Judge to rule on Lowenfield’s bid to block Gunraj, Shadick from voting on his dismissal

Chief Elections Officer Keith Lowenfield

High Court Judge Jo-Ann Barlow will on Monday, August 9, rule on an application by Chief Elections Officer (CEO) Keith Lowenfield who is seeking to bar PPP/C GECOM Commissioners Bibi Shadick and Sase Gunraj from voting on a motion tabled by them, to dismiss him.
Nigel Hughes, the lawyer for the CEO, filed the case earlier this month at the High Court in Demerara. In June, PPP/C GECOM Commissioners Sase Gunraj and Bibi Shadick tabled a motion containing 20 grounds on which they called for the immediate firing of Lowenfield.

 

Gunraj and Shadick – both lawyers – submitted that Lowenfield has breached his functions, duties, responsibilities, and obligations regarding the March 2020 General and Regional Elections. Following the tabling of the motion, Chairperson of the Guyana Elections Commission, Retired Judge Claudette Singh wrote to Lowenfield, asking him to show cause why he should not be fired.
He was subsequently instructed by the Chairperson to proceed on annual leave. At the High Court, Lowenfield argued that the participation of Gunraj and Shadick in the deliberations of their own complaint against him is in breach of the rules of natural justice.

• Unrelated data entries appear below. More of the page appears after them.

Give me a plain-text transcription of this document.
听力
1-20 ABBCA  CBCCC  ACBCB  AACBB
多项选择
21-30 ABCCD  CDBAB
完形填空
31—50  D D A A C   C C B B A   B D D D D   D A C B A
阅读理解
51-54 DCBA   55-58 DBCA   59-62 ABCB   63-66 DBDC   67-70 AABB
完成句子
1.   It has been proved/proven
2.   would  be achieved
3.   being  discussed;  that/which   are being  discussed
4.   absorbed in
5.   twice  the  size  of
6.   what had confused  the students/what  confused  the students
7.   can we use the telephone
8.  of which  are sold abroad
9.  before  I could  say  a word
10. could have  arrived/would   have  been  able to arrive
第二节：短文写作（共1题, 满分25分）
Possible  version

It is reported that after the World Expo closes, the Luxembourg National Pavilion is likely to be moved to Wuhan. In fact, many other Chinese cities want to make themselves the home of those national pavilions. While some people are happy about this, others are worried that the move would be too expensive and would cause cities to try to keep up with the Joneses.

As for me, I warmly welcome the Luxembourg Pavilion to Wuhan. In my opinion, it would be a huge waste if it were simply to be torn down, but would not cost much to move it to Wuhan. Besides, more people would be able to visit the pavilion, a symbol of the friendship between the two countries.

GECOM Chairperson, Retired Judge Claudette Singh

He argued too that their participation in the deliberations on their own complaint against him infected the deliberation of GECOM with bias. He deposed that after he submitted his show cause response to Justice Singh, Gunraj and Shadick met to deliberate on the process upon which the Commission should proceed.

 

“The participation of Gunraj and Shadick in the deliberations of their own complaint was in breach of the rules of natural justice,” Lowenfield added.
As such, the CEO contended that the participation of the Commissioners in the hearing of the motion they filed against him is a breach of the implied terms of his employment because he is entitled to a fair hearing of his response to any complaint of gross misconduct made against him.
Against this backdrop, he is asking the High Court to grant an order restraining Gunraj and Shadick from voting on the motion to dismiss him.

Sase Gunraj

Meanwhile, a team of special prosecutors has been hired to prosecute the electoral fraud charges against Lowenfield, Deputy Chief Elections Officer Roxane Myers, Region Four Returning Officer Clairmont Mingo, GECOM clerks Denise Bob-Cummings and Michelle Miller, GECOM Elections Officer Shefern February and Information Technology Officer Enrique Livan, APNU/AFC activist Carol Joseph, and People’s National Congress Reform (PNCR) Chairperson and former Public Health Minister Volda Lawrence.
The more than 25 matters are currently before three Magistrates – Chief Magistrate Ann McLennan and Magistrates Sherdel Isaacs-Marcus and Leron Daly. Lowenfield’s election report claimed that the APNU/AFC coalition garnered 171,825 votes while the PPP/C gained 166,343 votes at the March 2, 2020 National and Regional Elections.

Bibi Shadick

How he arrived at those figures is still unknown as the certified results from the recount exercise supervised by GECOM and a high-level team from the Caribbean Community (Caricom) pellucidly showed that the PPP/C won with 233,336 votes while the coalition garnered 217,920.
The recount exercise also proved that Mingo heavily inflated the figures in Region Four – Guyana’s largest voting District – in favour of the then caretaker APNU/AFC regime.